We believe inflation will settle at a level above the pre-Covid norm in the coming years.
The rates story is similar to the inflation one. Since the 80s, rates have been coming down very consistently in the major economies. And since 2008, rates have been really, really low. Again, this is not normal, and it certainly isn’t something companies, consumers and governments should have got so used to.
Central banks have their feet on the brakes. They are determined to kill inflation, and the data are starting to turn.
But central banks will be in no rush to get rates back to the historic lows of the 2010s – they’ll take this opportunity to press the Reset button. In the 2010s, central banks could not use interest rates as an expansionary policy tool once rates hit zero. By renormalising interest rates in a 3-6% range, central banks will regain their ability to put their foot on the accelerator when the next slowdown comes by meaningfully cutting rates.
This is harder to forecast, because there isn’t as much of a return to normal as there is with inflation and rates.

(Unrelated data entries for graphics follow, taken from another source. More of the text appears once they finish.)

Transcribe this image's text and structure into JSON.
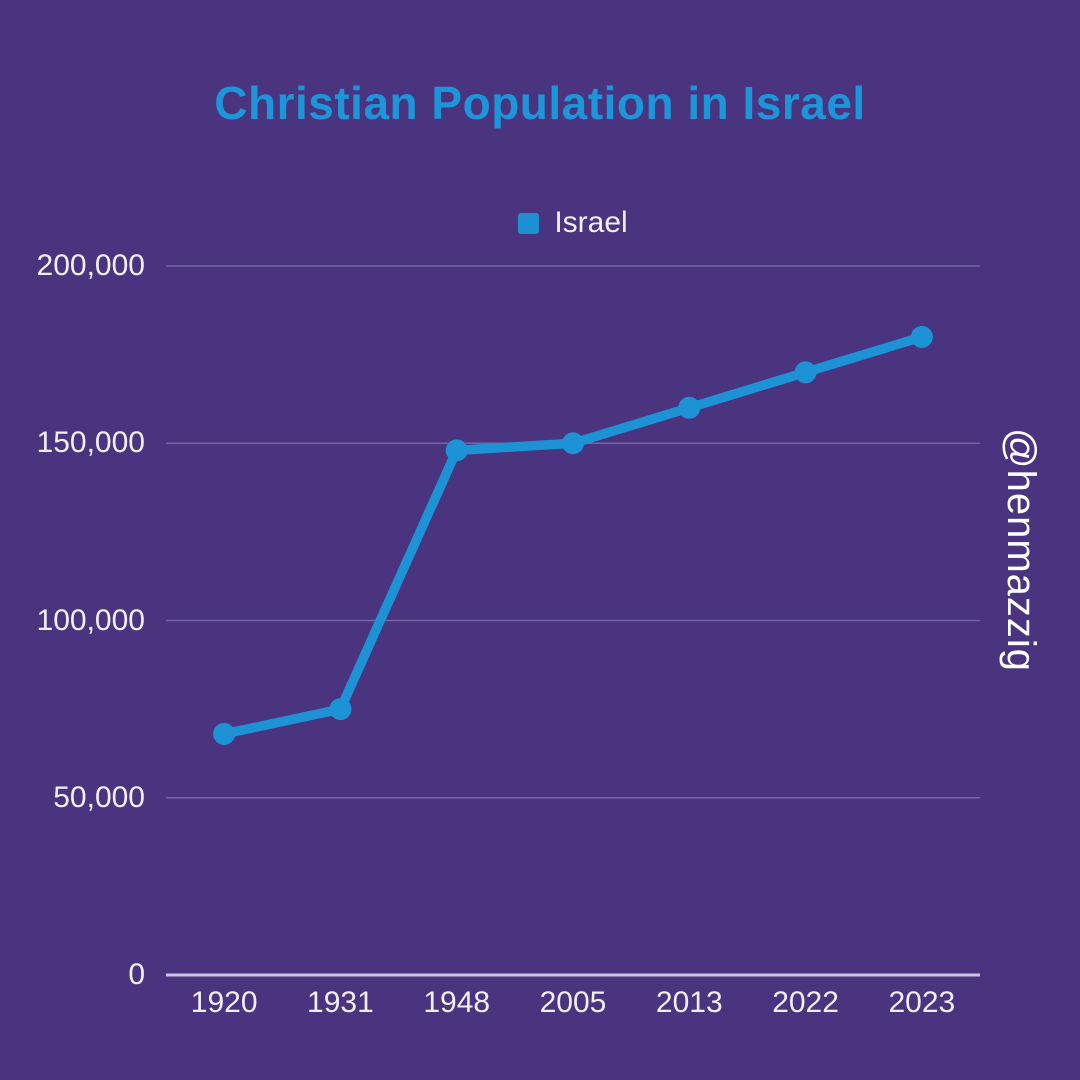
{
  "page": {
    "background": "#4A3480",
    "watermark": "@henmazzig",
    "text_color": "#F1EEF8"
  },
  "chart_data": {
    "type": "line",
    "title": "Christian Population in Israel",
    "title_color": "#1D96D9",
    "categories": [
      "1920",
      "1931",
      "1948",
      "2005",
      "2013",
      "2022",
      "2023"
    ],
    "series": [
      {
        "name": "Israel",
        "color": "#1D93D6",
        "values": [
          68000,
          75000,
          148000,
          150000,
          160000,
          170000,
          180000
        ]
      }
    ],
    "y_ticks": [
      {
        "label": "0",
        "value": 0
      },
      {
        "label": "50,000",
        "value": 50000
      },
      {
        "label": "100,000",
        "value": 100000
      },
      {
        "label": "150,000",
        "value": 150000
      },
      {
        "label": "200,000",
        "value": 200000
      }
    ],
    "ylim": [
      0,
      200000
    ],
    "xlabel": "",
    "ylabel": "",
    "grid": true,
    "gridline_color": "#9A90BE",
    "axis_line_color": "#CCC5E0",
    "legend_position": "top",
    "legend_swatch_color": "#1E8FD1",
    "marker": "circle"
  }
}
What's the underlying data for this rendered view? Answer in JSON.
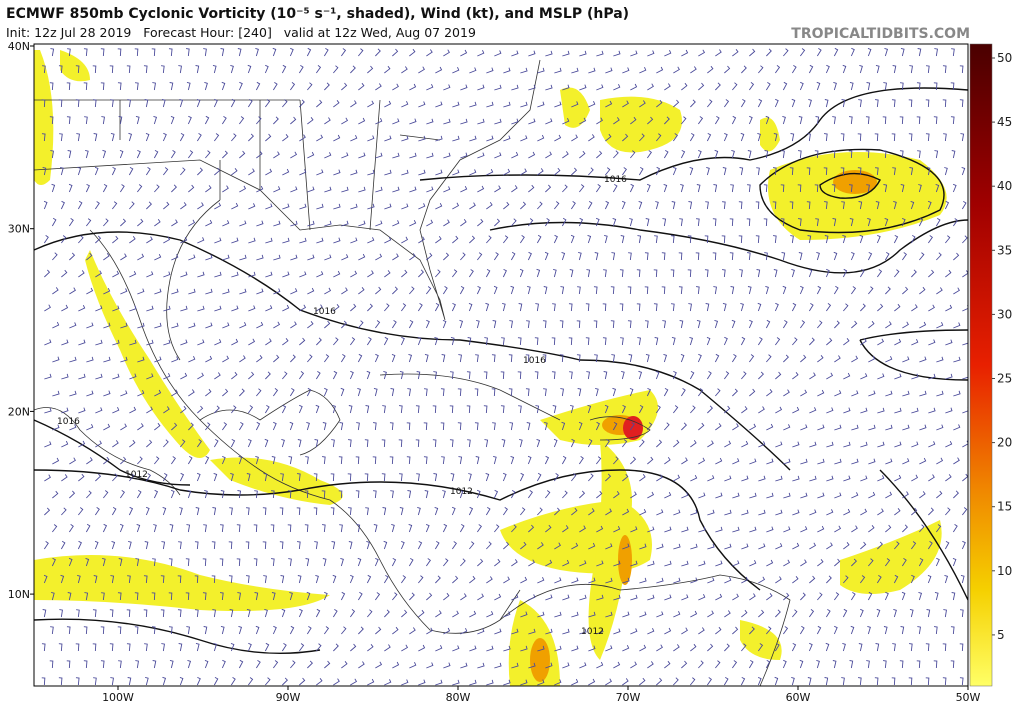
{
  "header": {
    "title": "ECMWF 850mb Cyclonic Vorticity (10⁻⁵ s⁻¹, shaded), Wind (kt), and MSLP (hPa)",
    "subtitle": "Init: 12z Jul 28 2019   Forecast Hour: [240]   valid at 12z Wed, Aug 07 2019",
    "watermark": "TROPICALTIDBITS.COM"
  },
  "map": {
    "lat_labels": [
      "40N",
      "30N",
      "20N",
      "10N"
    ],
    "lon_labels": [
      "100W",
      "90W",
      "80W",
      "70W",
      "60W",
      "50W"
    ],
    "isobar_labels": [
      "1016",
      "1016",
      "1016",
      "1016",
      "1012",
      "1012",
      "1012"
    ]
  },
  "colorbar": {
    "ticks": [
      50,
      45,
      40,
      35,
      30,
      25,
      20,
      15,
      10,
      5
    ]
  }
}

In the short term, most economic leading indicators are saying a recession is just around the corner. The yield curve has dramatically inverted, and consumer confidence has taken a knock. Perhaps more importantly, central banks are willing to embrace a recession as the lesser evil versus inflation.
But the story is not all bad. Economies work in cycles, and we expect growth over the next cycle to be higher than what we have seen post Global Financial Crisis. The recession we are heading into is not the GFC. Systemically important companies are not on the verge of collapse, and the largest part of the average individual’s wealth – property – is not in crisis.
The shorter-term factors that are causing this recession will soon go away and are not likely to cause a recession as deep or painful as the one following 2008.
The coronavirus wasn't waiting until the earth moved around the sun to spread, and Putin didn't invade Ukraine because of this New Year, New Me resolutions.